The initiative, as conceived by a working group within the Treasury Department, would vastly expand the government’s database of financial transactions by gaining access to logs of international wire transfers into and out of American banks, The Times said in its online edition on Saturday.
Such overseas transactions were used by the 11 September hijackers to wire more than $130,000, officials said, and are still thought to be vulnerable.
Government officials told The Times in interviews that the effort, which grew out of a brief, little-noticed provision in the intelligence reform bill passed by Congress in December, would give them the tools to track leads on specific suspects and, more broadly, to analyse patterns in terror financing and other financial crimes.
The provision authorised the Treasury Department to pursue regulations requiring financial institutions to turn over “certain cross-border electronic transmittals of funds” that may be needed in combating money laundering and terror financing.
The plan for tracking overseas wire transfers is likely to intensify pressure on banks and other financial institutions to comply with the expanding base of provisions, to fight money laundering.
The US government adopted
The US government’s aggressive tactics since the attacks of 11 September 2001, have caused something of a backlash among banking compliance officers – and even some federal officials, whom The Times quoted as saying that the effort had gone too far in penalising the financial sector for lapses and had effectively criminalised what were once seen as technical violations.
The initiative, still in its preliminary stages, reflects heightened concerns by administration and Congressional officials about the government’s ability to track and disrupt financing for terrorist operations by al-Qaida and other groups.
Planning and operations for the attacks on 11 September were thought to have cost al-Qaida $400,000 to $500,000 with no unusual transactions found, according to the 9/11 commission, and the 1998 embassy bombings in East Africa cost only $10,000.
While counterterrorism officials have made some inroads in tracking terror money, clear successes have been few.

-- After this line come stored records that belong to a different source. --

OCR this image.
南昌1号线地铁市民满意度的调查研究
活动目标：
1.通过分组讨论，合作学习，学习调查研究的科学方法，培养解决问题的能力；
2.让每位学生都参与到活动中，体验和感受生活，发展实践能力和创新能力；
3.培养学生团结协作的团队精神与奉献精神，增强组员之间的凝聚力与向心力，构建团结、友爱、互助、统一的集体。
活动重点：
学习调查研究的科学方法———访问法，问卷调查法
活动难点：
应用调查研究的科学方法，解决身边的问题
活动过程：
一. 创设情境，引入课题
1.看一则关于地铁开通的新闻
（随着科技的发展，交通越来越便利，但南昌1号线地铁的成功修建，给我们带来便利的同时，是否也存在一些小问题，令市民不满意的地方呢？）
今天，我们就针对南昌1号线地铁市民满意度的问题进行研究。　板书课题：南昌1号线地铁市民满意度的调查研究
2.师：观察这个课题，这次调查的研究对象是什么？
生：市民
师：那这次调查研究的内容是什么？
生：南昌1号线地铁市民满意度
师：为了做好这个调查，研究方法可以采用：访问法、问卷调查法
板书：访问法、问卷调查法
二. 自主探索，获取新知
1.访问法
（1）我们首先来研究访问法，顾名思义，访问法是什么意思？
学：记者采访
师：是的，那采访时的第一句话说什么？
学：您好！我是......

Senior officials throughout the Bush administration have emphasised repeatedly that they want the financial sector to be a full partner in the stepped-up efforts to deter terror financing.
‘Lack of clarity’
But The Times said in a letter in January to Treasury Department officials that 52 banking associations around the country said a “lack of clarity” by the government in explaining what was expected of them in complying with regulations to deter terrorist financing and money laundering had “complicated, and in some cases undermined” those efforts.
“It seems like the rules keep changing on us, and there’s a lot of confusion and anxiety in the industry about what constitutes a proper compliance programme”
The result, banking officials say, is that many banks, now in a defensive mode, are sending the government more reports than ever on “suspicious activities” by their customers – and potentially clogging the system with irrelevant data – for fear of being penalised if they fail to file the reports as required, The Times said.
“It seems like the rules keep changing on us, and there’s a lot of confusion and anxiety in the industry about what constitutes a proper compliance programme,” John Byrne, who oversees compliance issues for the American Bankers Association, told The Times.
By sharply increasing prosecutions against banks over compliance failures, “law enforcement is shooting the messenger,” said Herbert Bierne, a senior enforcement official with the Federal Reserve System’s board of governors, told The Times. “You shoot the messenger, you stop getting the messages.”